Pada abad ini juga perkembangan
jurnalisme mulai diwarnai perjuangan panjang kebebasan pers antara wartawan dan
penguasa. Pers Amerika dan Eropa berhasil menyingkirkan batu-batu sandungan
sensorsip pada akhir Abad ke-18 dan memasuki era jurnalisme modern seperti yang
kita kenal sekarang.
Perceraian antara jurnalisme dan
politik terjadi pada sekitar 1825-an, sehingga wajah jurnalisme sendiri menjadi
lebih jelas: independen dan berwibawa. Sejumlah jurnalis yang muncul pada abad
itu bahkan lebih berpengaruh ketimbang tokoh-tokoh politik atau pemerintahan.
Jadilah jurnalisme sebagai bentuk profesi yang mandiri dan cabang bisnis baru.
Pada pertengahan 1800-an mulai
berkembang organisasi kantor berita yang berfungsi mengumpulkan berbagai berita
dan tulisan untuk didistribusikan ke berbagai penerbit surat kabar dan majalah.
Kantor berita pelopor yang masih beroperasi hingga kini antara lain Associated
Press (AS), Reuters (Inggris), dan Agence-France Presse (Prancis).
Tahun 1800-an juga ditandai dengan
munculnya istilah Yellow Journalism (jurnalisme kuning), sebuah istilah untuk
“pertempuran headline” antara dua koran besar di Kota New York. Satu dimiliki
oleh Joseph Pulitzer dan satu lagi dimiliki oleh William Randolph Hearst.
Ciri khas “jurnalisme kuning” adalah
pemberitaannya yang bombastis, sensasional, dan pemuatan judul utama yang
menarik perhatian publik. Tujuannya hanya satu: meningkatkan penjualan! Namun,
jurnalisme kuning tidak bertahan lama, seiring dengan munculnya kesadaran
jurnalisme sebagai profesi.
Sebagai catatan, surat kabar
generasi pertama di AS awalnya memang partisan, serta dengan mudah menyerang
politisi dan presiden, tanpa pemberitaan yang objektif dan berimbang. Namun,
para wartawannya kemudian memiliki kesadaran bahwa berita yang mereka tulis
untuk publik haruslah memiliki pertanggungjawaban sosial.

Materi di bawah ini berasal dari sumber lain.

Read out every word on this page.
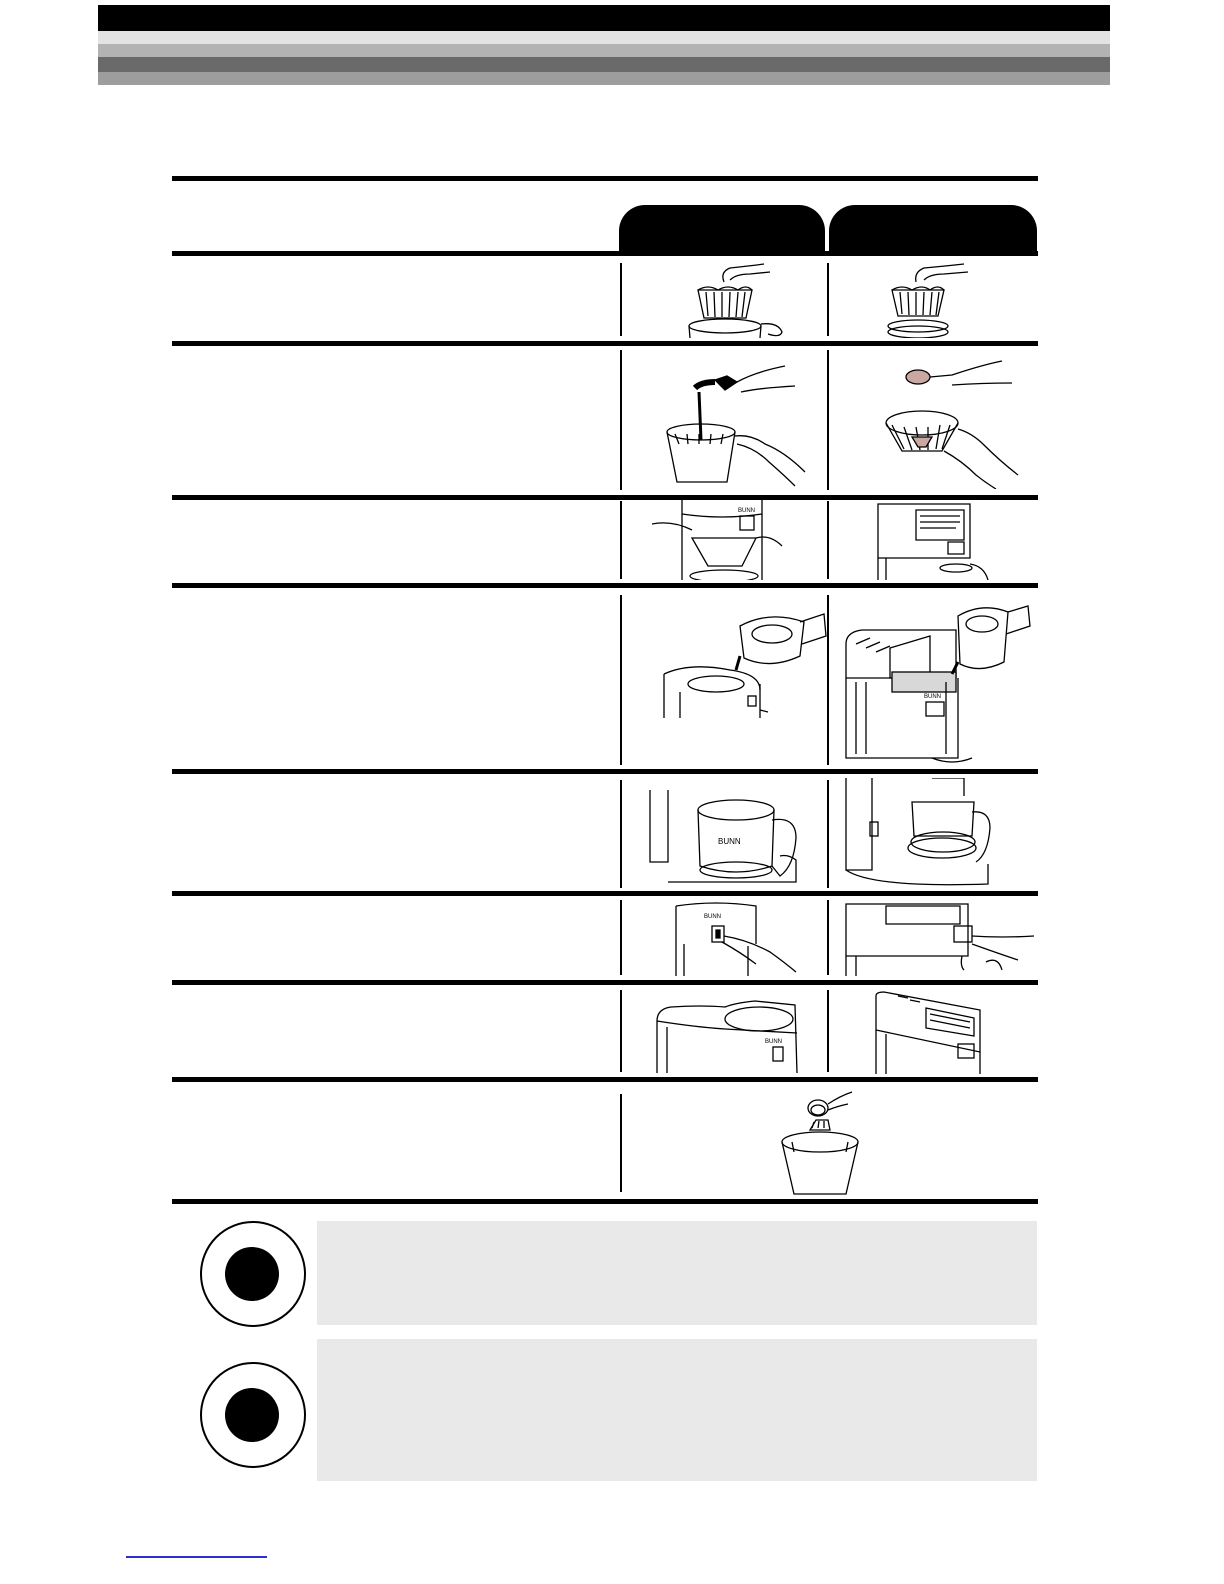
BUNN
BUNN
BUNN
BUNN
BUNN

Kesadaran akan jurnalisme yang
profesional mendorong para wartawan untuk membentuk organisasi profesi mereka
sendiri. Organisasi profesi wartawan pertama kali didirikan di Inggris pada
1883, yang diikuti oleh wartawan di negara-negara lain pada masa berikutnya.
Kursus-kursus jurnalisme pun mulai banyak diselenggarakan di berbagai
universitas, yang kemudian melahirkan konsep-konsep seperti pemberitaan yang
tidak bias dan dapat dipertanggungjawabkan, sebagai standar kualitas bagi
jurnalisme profesional.
Teknologi Informasi
Kegiatan jurnalisme terkait erat dengan perkembangan teknologi publikasi dan informasi. Pada masa antara tahun 1880-1900, terdapat berbagai kemajuan dalam publikasi jurnalistik. Yang paling menonjol adalah mulai digunakannya mesin cetak cepat, sehingga deadline penulisan berita bisa ditunda hingga malam hari dan mulai munculnya foto di surat kabar.

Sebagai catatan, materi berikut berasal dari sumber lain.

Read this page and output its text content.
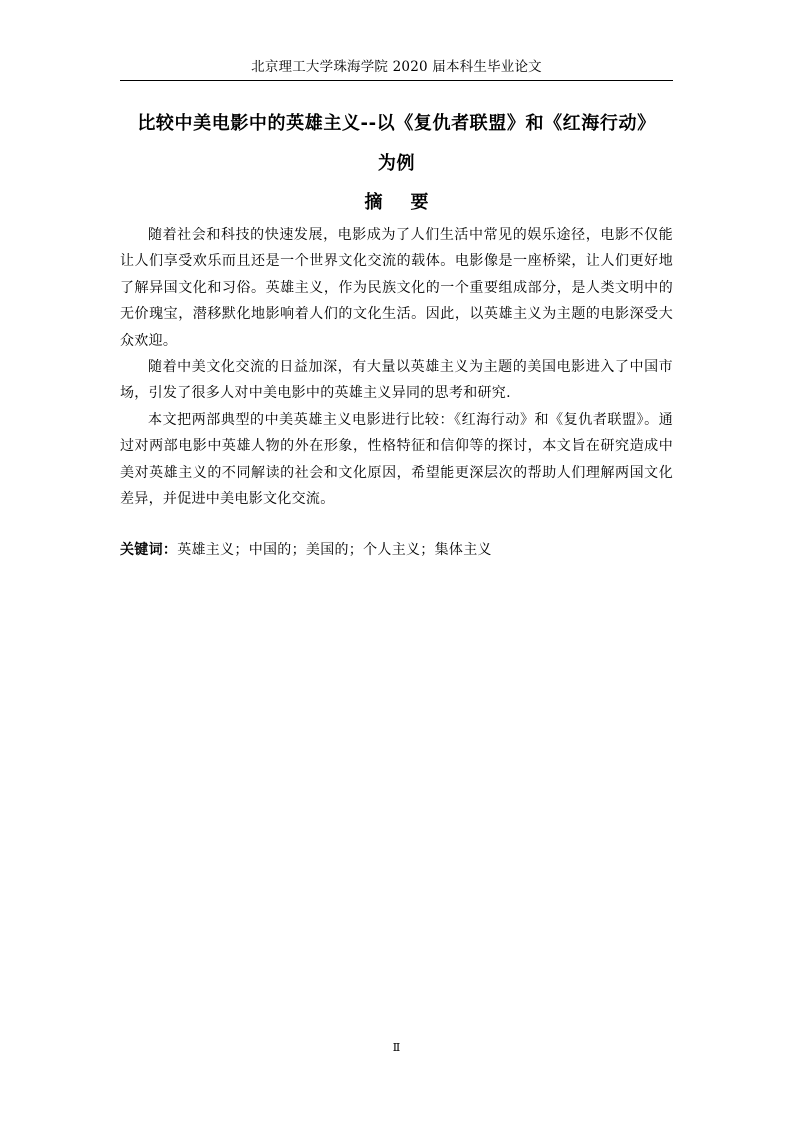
北京理工大学珠海学院 2020 届本科生毕业论文
比较中美电影中的英雄主义--以《复仇者联盟》和《红海行动》
为例
摘 要

随着社会和科技的快速发展，电影成为了人们生活中常见的娱乐途径，电影不仅能让人们享受欢乐而且还是一个世界文化交流的载体。电影像是一座桥梁，让人们更好地了解异国文化和习俗。英雄主义，作为民族文化的一个重要组成部分，是人类文明中的无价瑰宝，潜移默化地影响着人们的文化生活。因此，以英雄主义为主题的电影深受大众欢迎。

随着中美文化交流的日益加深，有大量以英雄主义为主题的美国电影进入了中国市场，引发了很多人对中美电影中的英雄主义异同的思考和研究.

本文把两部典型的中美英雄主义电影进行比较：《红海行动》和《复仇者联盟》。通过对两部电影中英雄人物的外在形象，性格特征和信仰等的探讨，本文旨在研究造成中美对英雄主义的不同解读的社会和文化原因，希望能更深层次的帮助人们理解两国文化差异，并促进中美电影文化交流。

关键词：英雄主义；中国的；美国的；个人主义；集体主义
Ⅱ
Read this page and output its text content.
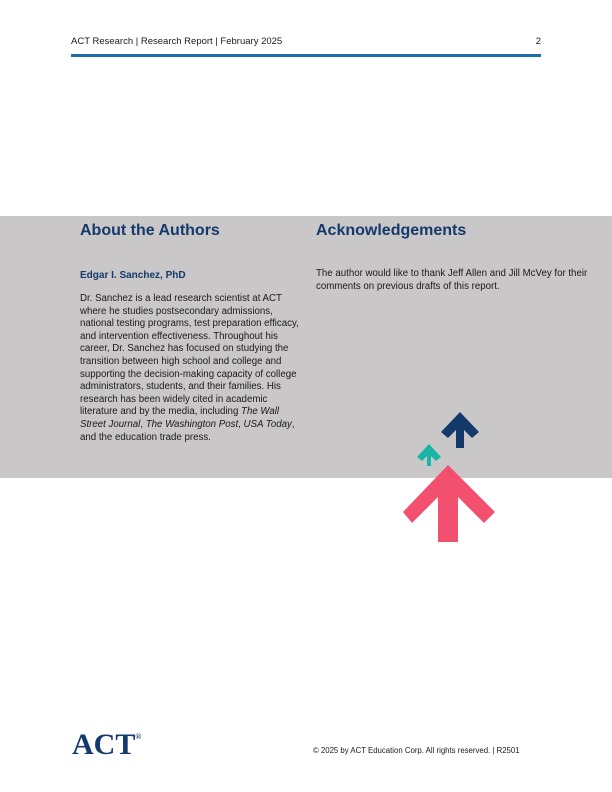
ACT Research | Research Report | February 2025	2
About the Authors

Edgar I. Sanchez, PhD

Dr. Sanchez is a lead research scientist at ACT where he studies postsecondary admissions, national testing programs, test preparation efficacy, and intervention effectiveness. Throughout his career, Dr. Sanchez has focused on studying the transition between high school and college and supporting the decision-making capacity of college administrators, students, and their families. His research has been widely cited in academic literature and by the media, including The Wall Street Journal, The Washington Post, USA Today, and the education trade press.

Acknowledgements

The author would like to thank Jeff Allen and Jill McVey for their comments on previous drafts of this report.

ACT®
© 2025 by ACT Education Corp. All rights reserved. | R2501
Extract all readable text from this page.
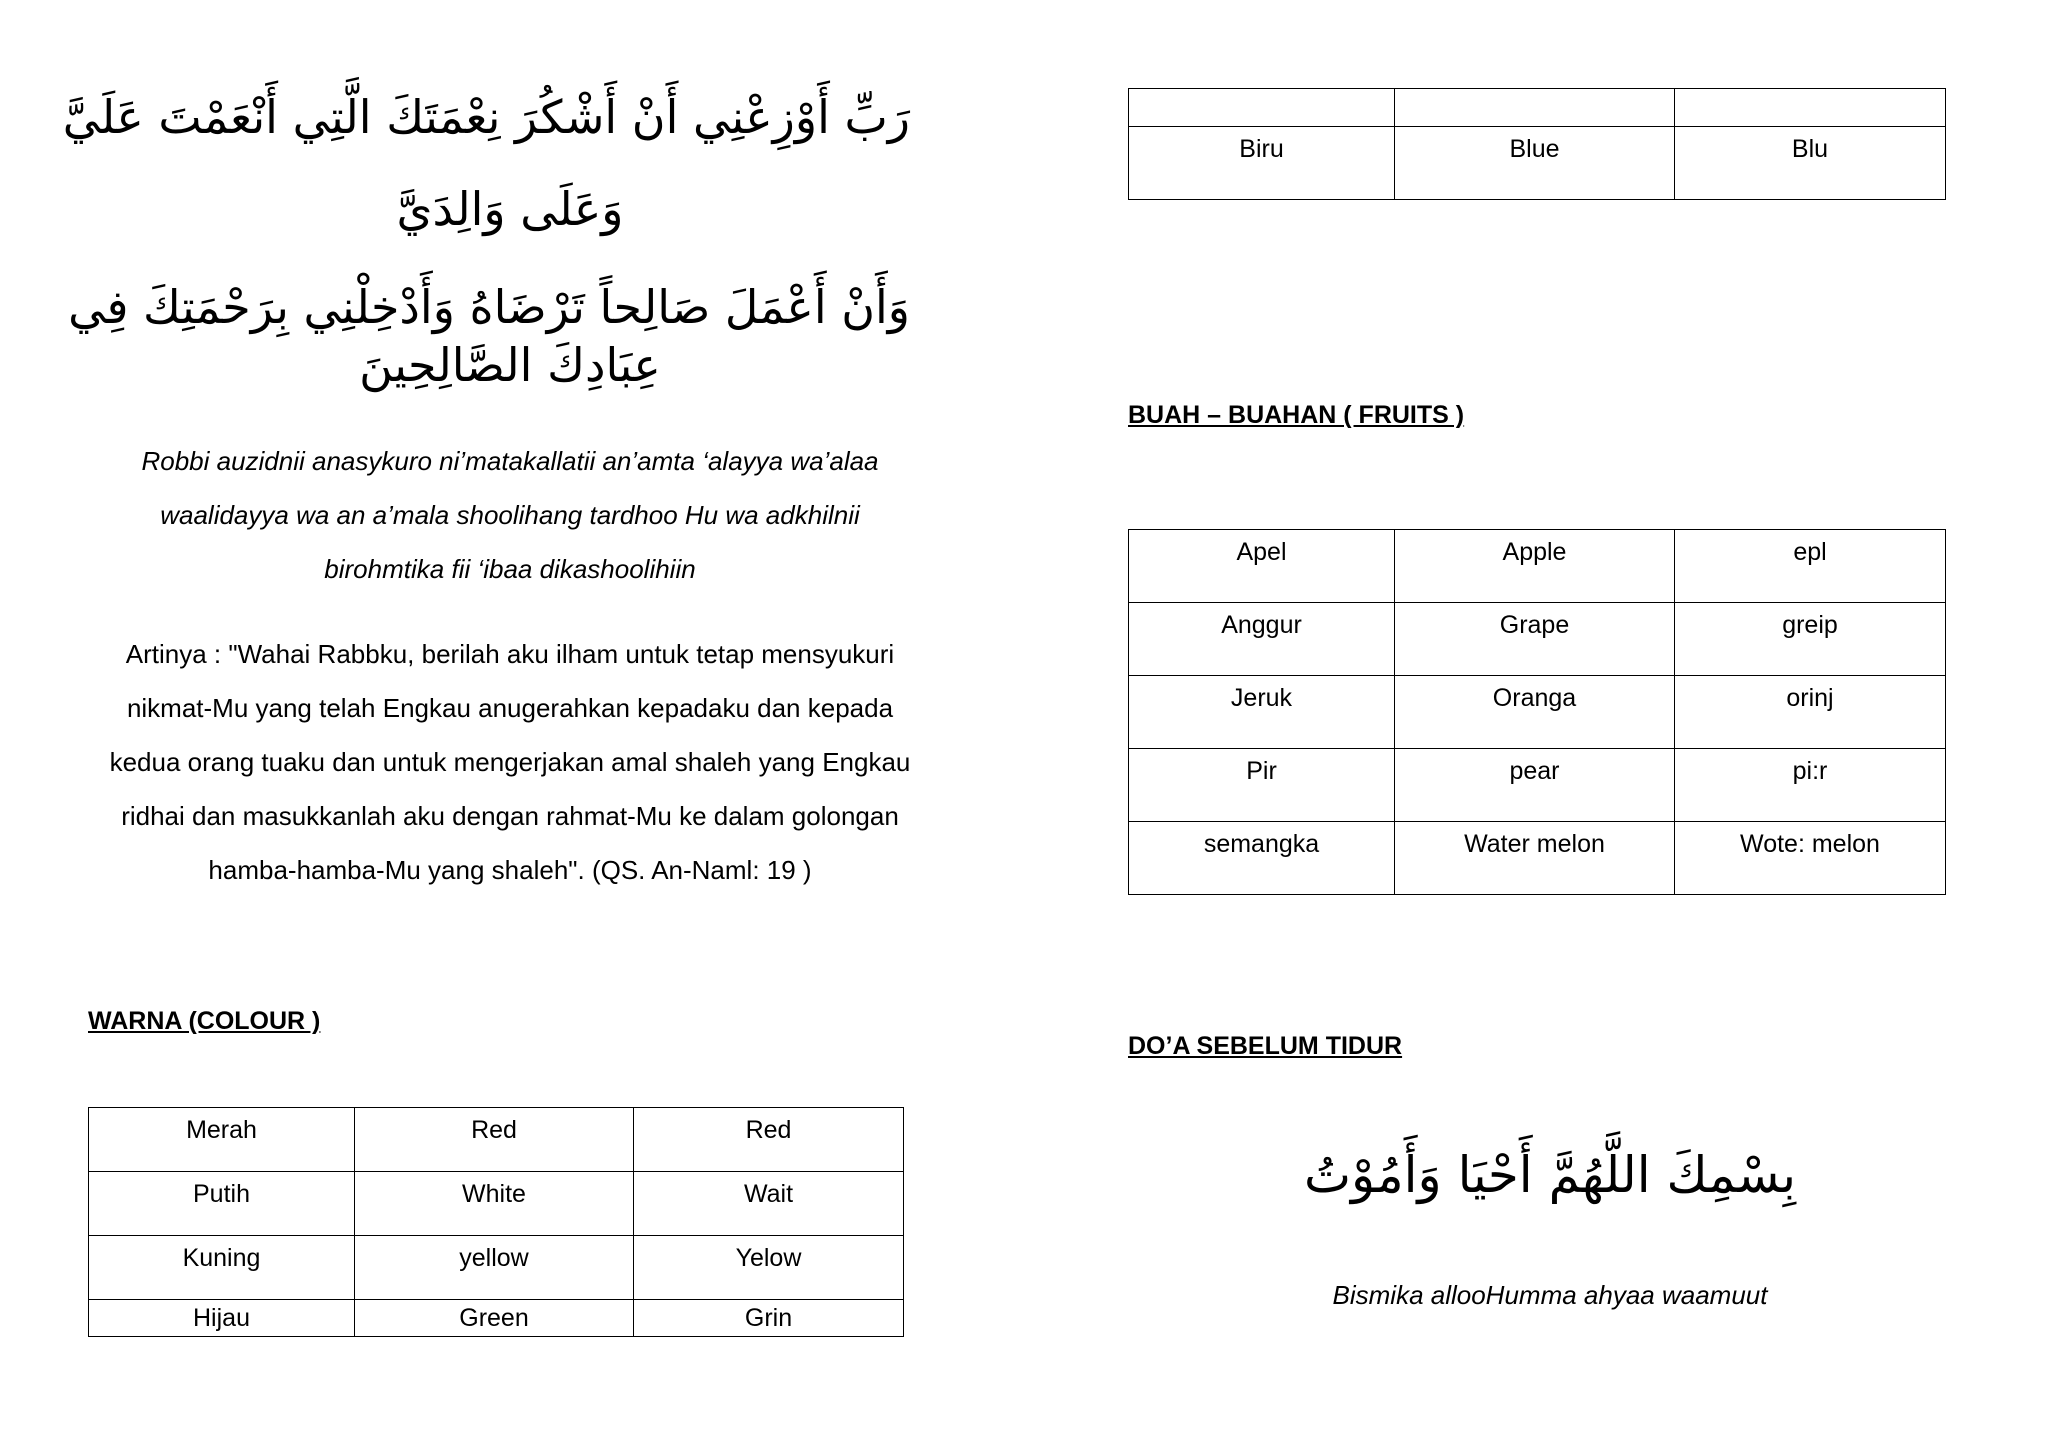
رَبِّ أَوْزِعْنِي أَنْ أَشْكُرَ نِعْمَتَكَ الَّتِي أَنْعَمْتَ عَلَيَّ
وَعَلَى وَالِدَيَّ
وَأَنْ أَعْمَلَ صَالِحاً تَرْضَاهُ وَأَدْخِلْنِي بِرَحْمَتِكَ فِي
عِبَادِكَ الصَّالِحِينَ
Robbi auzidnii anasykuro ni’matakallatii an’amta ‘alayya wa’alaa waalidayya wa an a’mala shoolihang tardhoo Hu wa adkhilnii birohmtika fii ‘ibaa dikashoolihiin
Artinya : "Wahai Rabbku, berilah aku ilham untuk tetap mensyukuri nikmat-Mu yang telah Engkau anugerahkan kepadaku dan kepada kedua orang tuaku dan untuk mengerjakan amal shaleh yang Engkau ridhai dan masukkanlah aku dengan rahmat-Mu ke dalam golongan hamba-hamba-Mu yang shaleh". (QS. An-Naml: 19 )
WARNA (COLOUR )
Merah	Red	Red
Putih	White	Wait
Kuning	yellow	Yelow
Hijau	Green	Grin

Biru	Blue	Blu
BUAH – BUAHAN ( FRUITS )
Apel	Apple	epl
Anggur	Grape	greip
Jeruk	Oranga	orinj
Pir	pear	pi:r
semangka	Water melon	Wote: melon
DO’A SEBELUM TIDUR
بِسْمِكَ اللَّهُمَّ أَحْيَا وَأَمُوْتُ
Bismika allooHumma ahyaa waamuut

Kegiatan jurnalisme terkait erat dengan perkembangan teknologi publikasi dan informasi. Pada masa antara tahun 1880-1900, terdapat berbagai kemajuan dalam publikasi jurnalistik. Yang paling menonjol adalah mulai digunakannya mesin cetak cepat, sehingga deadline penulisan berita bisa ditunda hingga malam hari dan mulai munculnya foto di surat kabar.
Pada 1893 untuk pertama kalinya
surat-surat kabar di AS menggunakan tinta warna untuk komik dan beberapa bagian
di koran edisi Minggu. Pada 1899 mulai digunakan teknologi merekam ke dalam
pita, walaupun belum banyak digunakan oleh kalangan jurnalis saat itu.
Pada 1920-an, surat kabar dan
majalah mendapatkan pesaing baru dalam pemberitaan, dengan maraknya radio
berita. Namun demikian, media cetak tidak sampai kehilangan pembacanya, karena
berita yang disiarkan radio lebih singkat dan sifatnya sekilas. Baru pada 1950-an
perhatian masyarakat sedikit teralihkan dengan munculnya televisi.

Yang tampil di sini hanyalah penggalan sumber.